Wie viele Menschen pendeln täglich im Kreis Pinneberg ein und aus?
Wir verzeichnen sehr große Pendlerströme vor allem nach und aus Hamburg. So sind in 2024 aus der Gruppe der sozialversicherungspflichtig Beschäftigten – das ist die größte Pendlergruppe – rund 77.000 Menschen aus dem Kreis Pinneberg ausgependelt und etwa 37.000 Menschen in den Kreis zur Arbeit eingependelt. 30 Prozent nutzen dafür Bus und Bahn.
Kann ein attraktiver ÖPNV Unternehmen helfen, Fachkräfte zu gewinnen?
Eine gute Anbindung erhöht die Konkurrenzfähigkeit eines Betriebs auf dem Arbeitsmarkt. Das ist das entscheidende Argument für Unternehmen, ihren Beschäftigten rabattierte Jobtickets anzubieten. Im Dialog mit der Wirtschaft ist die Weiterentwicklung des Nahverkehrs im Kreis Pinneberg daher bei uns immer ein wichtiges Thema.
Was heißt das in der Praxis?
Mit unserem regionalen Nahverkehrsplan, den wir gemeinsam mit den Kreisen Segeberg, Stormarn und Herzogtum Lauenburg aufgestellt haben, setzen wir uns ambitionierte Ziele. Wir wollen dafür sorgen, dass noch mehr Menschen die Angebote des ÖPNV nutzen. Das geht nur über Ausbau und attraktive Angebote. Außerdem wollen wir den öffentlichen Busverkehr bis 2032 vollständig emissionsfrei machen. Eine wichtige Rolle spielt auch der Ausbau des Schienenverkehrs, insbesondere der zwischen Elmshorn und Pinneberg. Da sind große Infrastrukturprojekte in Vorplanung. Allerdings darf die bauliche Umsetzung nicht weiter in die Zukunft verschoben werden.
Apropos Zukunft: Wo liegt da der Knackpunkt?

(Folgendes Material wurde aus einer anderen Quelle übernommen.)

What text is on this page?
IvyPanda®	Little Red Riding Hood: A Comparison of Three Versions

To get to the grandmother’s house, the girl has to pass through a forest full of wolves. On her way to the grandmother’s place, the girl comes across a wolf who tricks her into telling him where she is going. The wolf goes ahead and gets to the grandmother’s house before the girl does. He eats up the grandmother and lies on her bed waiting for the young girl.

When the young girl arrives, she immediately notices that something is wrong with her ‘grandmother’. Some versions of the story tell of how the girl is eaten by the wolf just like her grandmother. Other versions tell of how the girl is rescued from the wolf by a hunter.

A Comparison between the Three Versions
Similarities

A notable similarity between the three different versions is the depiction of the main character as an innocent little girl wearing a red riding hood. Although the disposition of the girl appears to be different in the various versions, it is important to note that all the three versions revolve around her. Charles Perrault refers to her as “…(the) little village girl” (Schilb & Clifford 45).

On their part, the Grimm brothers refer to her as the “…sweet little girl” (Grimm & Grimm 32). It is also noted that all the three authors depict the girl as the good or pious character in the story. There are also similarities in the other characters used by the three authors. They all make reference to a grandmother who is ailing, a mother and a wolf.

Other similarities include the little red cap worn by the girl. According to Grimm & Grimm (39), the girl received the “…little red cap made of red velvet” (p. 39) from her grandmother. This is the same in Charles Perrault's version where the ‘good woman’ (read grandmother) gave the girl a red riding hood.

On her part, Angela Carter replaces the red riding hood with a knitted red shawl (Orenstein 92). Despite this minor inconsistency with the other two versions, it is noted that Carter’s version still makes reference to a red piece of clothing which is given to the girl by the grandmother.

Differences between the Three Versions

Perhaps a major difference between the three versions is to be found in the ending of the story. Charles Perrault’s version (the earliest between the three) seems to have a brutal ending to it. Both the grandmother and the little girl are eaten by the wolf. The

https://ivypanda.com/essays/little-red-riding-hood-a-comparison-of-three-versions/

Fakt ist: Der ÖPNV ist neben seiner Bedeutung für die Wirtschaft ein entscheidender Faktor für Klimaschutz und Mobilitätswende. Gleichzeitig ist er als Gesamtsystem unterfinanziert. Der Bund stattet die Länder mit Finanzmitteln aus. Diese sind – auch angesichts der Kostenentwicklung im ÖPNV – nicht ausreichend. Das sind strukturelle Probleme, die dringend gelöst werden müssen.